Bei der Frage des barrierefreien Wohnens im Alter bin ich genau der Auffassung des Kollegen Becker und bei den Worten, die er am Ende seiner Rede gewählt hat. Da scheint offensichtlich das schlechte Gewissen durch. Wir haben die Frage der Landesbauordnung in dieser Legislatur mehrfach diskutiert. Wir hatten mehrere Novellierungen. Die Frage des barrierefreien Wohnens für Menschen mit Handicap ist an keiner Stelle vernünftig geregelt worden.

(Beifall von Josefine Paul [GRÜNE])

In diesem Antrag wird auch deutlich, dass man auf der Schlussgeraden versucht, zumindest bei den Senioren noch nachzulegen.

Jetzt zu der grundsätzlichen Debatte. Ich bin überhaupt nicht der Auffassung, dass diese Landesregierung grundsätzlich für steigende Mieten und Wohnraummangel verantwortlich ist. Das ist ein Thema, das uns die letzten 10, 15 Jahre beschäftigt hat und das die Kommunen, das Land und der Bund zu erledigen haben. Das sind verschiedene Akteure. Aber die Zahlen sprechen gegen diese Lobhudeleien – das habe ich schon am Anfang gesagt –, es sei jetzt so wahnsinnig viel vorangekommen.

Was mir in diesen beiden Anträgen fehlt, sind Antworten oder jedenfalls Vorschläge für Antworten auf die Frage, warum wir so wenig neugebauten Wohnraum schaffen. Eine zentrale Frage ist die des Bodens in den Städten. Dabei fehlt mir ganz klar die Frage des Erbbaurechts bzw. Erbpachtrechts. Es gibt dazu Beispiele in Münster. Die Stadt Münster hat etwas vorgelegt und ist in Nordrhein-Westfalen eine wirkliche Meisterin des preisgebundenen Wohnraums und des Neubaus. Man muss da wirklich nach Münster gucken. Das findet man in diesem Antrag überhaupt nicht. Ein Schritt, um mehr Impulse zu setzen, wäre, in der Frage der Vergabe endlich von dieser Höchstpreisvergabe wegzukommen

(Zuruf von Ina Scharrenbach, Ministerin für Heimat, Kommunales, Bau und Gleichstellung)

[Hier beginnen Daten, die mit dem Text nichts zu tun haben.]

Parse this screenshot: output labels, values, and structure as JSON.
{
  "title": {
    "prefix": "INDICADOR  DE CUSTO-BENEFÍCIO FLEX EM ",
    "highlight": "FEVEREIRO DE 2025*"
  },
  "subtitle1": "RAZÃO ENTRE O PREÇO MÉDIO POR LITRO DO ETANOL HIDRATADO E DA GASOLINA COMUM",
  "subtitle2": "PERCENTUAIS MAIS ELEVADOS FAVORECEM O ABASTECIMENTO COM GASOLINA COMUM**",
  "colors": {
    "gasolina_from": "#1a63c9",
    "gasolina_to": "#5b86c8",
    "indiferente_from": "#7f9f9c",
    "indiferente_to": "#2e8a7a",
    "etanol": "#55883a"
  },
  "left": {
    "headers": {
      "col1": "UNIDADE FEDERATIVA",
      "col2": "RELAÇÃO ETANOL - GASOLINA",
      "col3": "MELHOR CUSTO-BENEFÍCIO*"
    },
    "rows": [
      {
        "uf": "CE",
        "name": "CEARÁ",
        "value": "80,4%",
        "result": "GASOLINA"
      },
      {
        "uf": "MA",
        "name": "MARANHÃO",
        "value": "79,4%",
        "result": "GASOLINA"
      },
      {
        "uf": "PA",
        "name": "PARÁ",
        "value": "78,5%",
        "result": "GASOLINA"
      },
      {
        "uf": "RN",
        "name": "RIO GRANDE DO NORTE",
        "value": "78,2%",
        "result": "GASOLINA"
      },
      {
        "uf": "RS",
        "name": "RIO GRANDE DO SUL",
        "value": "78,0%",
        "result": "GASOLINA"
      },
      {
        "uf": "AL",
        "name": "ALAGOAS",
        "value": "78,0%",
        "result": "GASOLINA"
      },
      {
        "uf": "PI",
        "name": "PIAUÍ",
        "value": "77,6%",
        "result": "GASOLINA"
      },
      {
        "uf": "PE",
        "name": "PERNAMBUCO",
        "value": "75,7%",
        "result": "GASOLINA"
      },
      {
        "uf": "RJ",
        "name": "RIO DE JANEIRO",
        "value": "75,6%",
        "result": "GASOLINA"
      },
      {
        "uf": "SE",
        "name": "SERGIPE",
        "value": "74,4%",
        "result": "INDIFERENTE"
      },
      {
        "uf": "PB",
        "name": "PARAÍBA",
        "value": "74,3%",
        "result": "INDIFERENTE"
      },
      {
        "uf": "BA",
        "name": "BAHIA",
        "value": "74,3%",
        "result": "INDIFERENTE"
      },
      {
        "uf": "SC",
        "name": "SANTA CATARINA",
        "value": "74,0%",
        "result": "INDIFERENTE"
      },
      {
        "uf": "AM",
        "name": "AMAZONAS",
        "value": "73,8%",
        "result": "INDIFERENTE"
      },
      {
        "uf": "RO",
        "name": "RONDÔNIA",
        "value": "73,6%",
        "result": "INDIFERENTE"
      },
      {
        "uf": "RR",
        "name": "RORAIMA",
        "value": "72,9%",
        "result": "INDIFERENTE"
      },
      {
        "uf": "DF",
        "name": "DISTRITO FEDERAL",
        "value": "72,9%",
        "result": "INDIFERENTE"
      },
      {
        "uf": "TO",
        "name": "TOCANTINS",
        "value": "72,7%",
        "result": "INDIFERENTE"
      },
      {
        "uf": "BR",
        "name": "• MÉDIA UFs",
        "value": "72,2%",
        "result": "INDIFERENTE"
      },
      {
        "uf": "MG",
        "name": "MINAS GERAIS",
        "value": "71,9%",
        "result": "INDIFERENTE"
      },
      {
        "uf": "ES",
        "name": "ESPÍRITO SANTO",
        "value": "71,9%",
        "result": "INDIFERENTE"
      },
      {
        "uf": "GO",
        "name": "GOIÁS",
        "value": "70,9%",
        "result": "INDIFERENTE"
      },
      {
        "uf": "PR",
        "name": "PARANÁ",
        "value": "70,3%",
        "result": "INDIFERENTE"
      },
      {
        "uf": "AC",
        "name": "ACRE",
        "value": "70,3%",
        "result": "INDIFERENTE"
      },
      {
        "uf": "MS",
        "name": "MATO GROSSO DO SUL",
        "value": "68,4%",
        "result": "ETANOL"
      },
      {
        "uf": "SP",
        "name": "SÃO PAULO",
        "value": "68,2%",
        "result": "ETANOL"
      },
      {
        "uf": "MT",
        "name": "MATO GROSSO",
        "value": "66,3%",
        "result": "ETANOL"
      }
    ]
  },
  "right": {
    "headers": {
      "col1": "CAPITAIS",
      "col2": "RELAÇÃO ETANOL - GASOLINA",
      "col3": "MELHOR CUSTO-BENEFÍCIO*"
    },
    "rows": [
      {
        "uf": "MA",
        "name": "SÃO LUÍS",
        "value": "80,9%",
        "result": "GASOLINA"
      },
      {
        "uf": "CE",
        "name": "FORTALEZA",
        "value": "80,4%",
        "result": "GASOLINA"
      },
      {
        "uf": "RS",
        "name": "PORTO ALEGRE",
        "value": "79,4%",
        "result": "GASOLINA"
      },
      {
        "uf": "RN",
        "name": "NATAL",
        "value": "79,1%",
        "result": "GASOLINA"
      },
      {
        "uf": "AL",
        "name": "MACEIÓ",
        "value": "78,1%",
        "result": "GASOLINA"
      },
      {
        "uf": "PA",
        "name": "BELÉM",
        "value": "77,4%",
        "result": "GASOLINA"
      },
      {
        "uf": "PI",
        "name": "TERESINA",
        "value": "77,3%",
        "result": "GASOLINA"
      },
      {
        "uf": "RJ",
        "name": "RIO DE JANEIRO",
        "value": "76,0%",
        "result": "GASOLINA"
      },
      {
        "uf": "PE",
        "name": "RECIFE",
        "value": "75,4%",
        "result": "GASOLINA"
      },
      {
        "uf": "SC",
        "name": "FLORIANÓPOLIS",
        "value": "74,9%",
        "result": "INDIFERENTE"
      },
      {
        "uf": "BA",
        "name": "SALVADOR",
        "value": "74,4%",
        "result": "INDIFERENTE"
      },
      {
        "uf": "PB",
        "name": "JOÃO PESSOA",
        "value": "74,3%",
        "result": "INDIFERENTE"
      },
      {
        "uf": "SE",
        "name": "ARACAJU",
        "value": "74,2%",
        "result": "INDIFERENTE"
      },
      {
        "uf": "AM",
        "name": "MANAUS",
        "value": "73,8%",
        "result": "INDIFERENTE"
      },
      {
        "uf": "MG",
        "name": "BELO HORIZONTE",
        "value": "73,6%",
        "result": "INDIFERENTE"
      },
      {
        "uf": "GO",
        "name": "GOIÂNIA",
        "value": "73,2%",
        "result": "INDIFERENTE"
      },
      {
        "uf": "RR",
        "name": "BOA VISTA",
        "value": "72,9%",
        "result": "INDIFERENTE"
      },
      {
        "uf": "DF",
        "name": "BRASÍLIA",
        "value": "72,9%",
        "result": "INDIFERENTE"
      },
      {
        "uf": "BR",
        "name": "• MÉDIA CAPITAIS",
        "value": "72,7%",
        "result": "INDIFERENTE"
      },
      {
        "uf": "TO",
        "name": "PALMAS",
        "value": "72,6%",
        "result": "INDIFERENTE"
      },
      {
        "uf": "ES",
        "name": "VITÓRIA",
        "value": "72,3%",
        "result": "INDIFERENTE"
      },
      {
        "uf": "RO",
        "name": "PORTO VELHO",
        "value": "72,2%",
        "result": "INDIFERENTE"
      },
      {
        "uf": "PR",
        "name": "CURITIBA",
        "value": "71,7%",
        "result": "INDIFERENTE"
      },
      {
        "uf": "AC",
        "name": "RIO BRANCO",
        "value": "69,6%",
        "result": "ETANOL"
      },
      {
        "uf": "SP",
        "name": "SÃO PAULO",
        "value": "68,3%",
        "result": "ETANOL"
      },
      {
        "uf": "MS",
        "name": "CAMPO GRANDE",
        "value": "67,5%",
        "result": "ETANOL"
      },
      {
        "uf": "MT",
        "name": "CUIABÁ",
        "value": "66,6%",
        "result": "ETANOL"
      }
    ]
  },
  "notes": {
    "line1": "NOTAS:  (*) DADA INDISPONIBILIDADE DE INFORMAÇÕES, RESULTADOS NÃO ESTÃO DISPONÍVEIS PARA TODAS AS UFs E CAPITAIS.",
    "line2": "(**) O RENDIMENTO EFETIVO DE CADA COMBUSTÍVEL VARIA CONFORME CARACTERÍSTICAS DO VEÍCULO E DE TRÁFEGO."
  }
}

und die Vergabe nicht in die Breite zu geben, sondern zentral an kommunale Wohnungsbauunternehmen und Genossenschaften, die Akteure vor Ort sind.

Diese zentralen Forderungen und Botschaften fehlen in dem Antrag. Er ist als globaler Antrag angelegt. Wenn man aber wirklich Fortschritte im Bereich „bezahlbarer Wohnraum/Neubau“ erreichen will, muss man bei der Boden- und der Vergabefrage vorankommen. Beide Fragen sind in den Anträgen nicht geregelt.

Deswegen werden wir uns – letzter Satz, Herr Präsident – bei dem Antrag, in dem es auch um „Jung kauft Alt“ geht, enthalten, weil wir den Vorschlag grundsätzlich vernünftig finden, der ganzen Semantik und Lyrik aber nicht zustimmen können. Den zweiten Antrag werden wir ablehnen. In den beiden SPD-Anträgen steht einiges Vernünftige drin. Die haben unsere Zustimmung. – Danke für Ihre Aufmerksamkeit.